‘Children, love must not be a matter of theory or talk; it must be true love which shows itself in action.’
1 John 3:18
The Bishop of Lichfield, the Rt Revd Jonathan Gledhill, writes...
Dear Friends,
This year my annual Lent Appeal falls at time when most of us have to tighten our belts. Many will face real hardship; some will lose their jobs and livelihoods. So I ask for your support this year knowing I am asking a lot. But the financial crisis is also world wide, affecting millions of the world’s very poorest. That’s why I ask you to dig deep and offer your continued support so that we can make a real difference in a practical demonstration of God’s love to a hurting world.
In my Lent Appeal this year I want to focus on helping the elderly, particularly elderly poor people – and for the home element, for the first time, I am asking for nominations of suitable recipients.
In India, the Shanthi Mandiram care home (run by the Mar Thoma Church, supported by CMS) provides accommodation for up to 33 impoverished Dalits who would otherwise receive no care at all.
Classed as ‘untouchable’ by the Indian caste system, the centre’s residents include the old, and those who suffer from physical disabilities or poor mental health.
It provides care, love and fellowship to people who have always served others, but now have no-one of their own.

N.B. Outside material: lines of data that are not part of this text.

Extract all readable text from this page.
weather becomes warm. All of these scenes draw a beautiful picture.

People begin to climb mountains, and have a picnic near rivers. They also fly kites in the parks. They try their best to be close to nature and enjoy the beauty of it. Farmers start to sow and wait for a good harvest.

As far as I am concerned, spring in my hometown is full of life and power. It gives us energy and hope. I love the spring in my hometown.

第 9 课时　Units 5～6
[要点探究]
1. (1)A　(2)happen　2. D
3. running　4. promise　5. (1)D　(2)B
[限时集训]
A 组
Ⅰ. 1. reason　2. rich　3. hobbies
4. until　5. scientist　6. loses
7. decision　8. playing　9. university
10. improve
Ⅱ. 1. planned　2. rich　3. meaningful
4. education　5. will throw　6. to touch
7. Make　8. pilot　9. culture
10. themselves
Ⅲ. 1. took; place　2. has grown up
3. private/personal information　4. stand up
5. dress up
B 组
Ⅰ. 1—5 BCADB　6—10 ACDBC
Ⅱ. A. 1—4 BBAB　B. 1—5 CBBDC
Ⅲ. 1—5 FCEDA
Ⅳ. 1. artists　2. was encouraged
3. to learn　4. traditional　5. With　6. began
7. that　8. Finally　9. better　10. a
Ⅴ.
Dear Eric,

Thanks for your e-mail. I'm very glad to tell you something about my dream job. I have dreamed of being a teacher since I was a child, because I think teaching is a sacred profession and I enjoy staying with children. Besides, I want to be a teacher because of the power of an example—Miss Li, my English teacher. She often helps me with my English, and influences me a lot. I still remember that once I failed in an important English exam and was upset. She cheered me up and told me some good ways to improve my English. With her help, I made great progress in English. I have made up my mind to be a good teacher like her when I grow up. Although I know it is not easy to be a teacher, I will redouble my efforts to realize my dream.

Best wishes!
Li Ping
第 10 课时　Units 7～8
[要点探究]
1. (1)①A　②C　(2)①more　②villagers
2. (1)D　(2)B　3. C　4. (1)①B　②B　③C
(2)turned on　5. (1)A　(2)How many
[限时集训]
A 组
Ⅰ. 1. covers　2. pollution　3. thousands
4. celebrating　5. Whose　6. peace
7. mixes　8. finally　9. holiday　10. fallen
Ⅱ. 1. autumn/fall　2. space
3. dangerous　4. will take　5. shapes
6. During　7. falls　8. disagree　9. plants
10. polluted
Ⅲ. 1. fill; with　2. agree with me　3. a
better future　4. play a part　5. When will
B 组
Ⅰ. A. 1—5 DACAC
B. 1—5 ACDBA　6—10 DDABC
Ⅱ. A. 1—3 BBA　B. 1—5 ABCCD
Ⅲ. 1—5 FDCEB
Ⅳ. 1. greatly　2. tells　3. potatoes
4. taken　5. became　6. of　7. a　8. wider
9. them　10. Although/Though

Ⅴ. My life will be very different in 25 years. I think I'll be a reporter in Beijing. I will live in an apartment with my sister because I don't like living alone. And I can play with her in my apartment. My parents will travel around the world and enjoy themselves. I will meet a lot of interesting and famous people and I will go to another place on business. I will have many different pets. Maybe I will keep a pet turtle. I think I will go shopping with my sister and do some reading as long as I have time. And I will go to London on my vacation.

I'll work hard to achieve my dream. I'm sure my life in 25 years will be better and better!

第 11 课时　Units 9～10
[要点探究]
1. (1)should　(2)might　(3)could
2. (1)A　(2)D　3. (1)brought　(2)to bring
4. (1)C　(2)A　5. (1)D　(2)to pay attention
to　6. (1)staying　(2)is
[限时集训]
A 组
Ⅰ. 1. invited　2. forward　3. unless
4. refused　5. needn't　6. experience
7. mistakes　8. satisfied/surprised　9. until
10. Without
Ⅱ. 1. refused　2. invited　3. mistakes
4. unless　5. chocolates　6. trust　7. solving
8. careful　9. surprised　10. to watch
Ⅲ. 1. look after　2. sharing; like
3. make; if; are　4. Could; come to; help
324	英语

I hope that we can be generous enough to fund a whole new floor for the home, at a cost of £13,600, as well as contributing towards their annual bill of £6,600 for food and medicine, to help provide care for even more members of the local elderly community.
But we shouldn’t see older people merely as recipients! In many cases they are the ones providing care. Older people make up the backbone of churches – not just in the UK, but also around the world – and they are often at the forefront of providing help for their own families and communities.
In Sub-Saharan Africa many adults of working age grow ill and die as a result of the Aids pandemic and, more often than not, it is their parents who end up caring for the grandchildren. In Namibia, South Africa and Zimbabwe, 60% of orphaned children live with their grandparents.
In Swaziland, the Anglican Church helps people like Lizzie, who spends each day caring for her three grandchildren Sabelo (3), Nkosinathi (8), and Ncobile (3), whilst trying to raise some money to survive. She has receeived help from the church and gets food from a charity which lasts for about two weeks of each month. She occasionally takes a loan and uses this to buy some goods that she can sell at a small profit to the richer people in the area. Other times she begs for food and clothes for the children. She has a small plot of land that could provide food but she has no one to plough it and tend it.
As older people focus their resources on caring for their children and grandchildren in societies with little or no pension provision they may neglect themselves, often going without in order to provide for others.
USPG: Anglicans in World Mission is working with local churches in these areas and in parts of Asia, to enable older people to care for their grandchildren and to keep healthy and independent. So part of this year’s Lent Appeal will go to help USPG maintain its support for church projects helping elderly people in Swaziland, Namibia and Bangladesh.
And as usual, my Lent Appeal will also help those closer to home – and I’ve written to our clergy asking them to nominate potential recipients.
One of the groups already selected is the Cheadle and District Home Link Scheme, which provides care and support for the elderly and housebound to help them remain in their own homes for as long as possible. Working with local doctors and other health professionals, social workers and clergy, the scheme supports those who are lonely or isolated and people who rarely see anyone outside their family circle.
The co-ordinator meets the users and either matches them up on a one to one basis with a volunteer, or arranges attendance at a range of resources offered by the scheme, which includes a day centre, a luncheon club, a befriending service and phone link, voluntary transport with adapted mini bus, a drop in centre and even small social groups which meet in isolated rural moorland areas.
This scheme is just one of many exciting and innovative initiatives being carried out quietly, without much fanfare, by dedicated volunteers throughout our diocesan area and I want us to support as many as possible so they can continue their important work.
I invite you to give generously to my Lent Appeal this year, so that together we can support these groups working to support elderly people both here in the Midlands and in other parts of the world.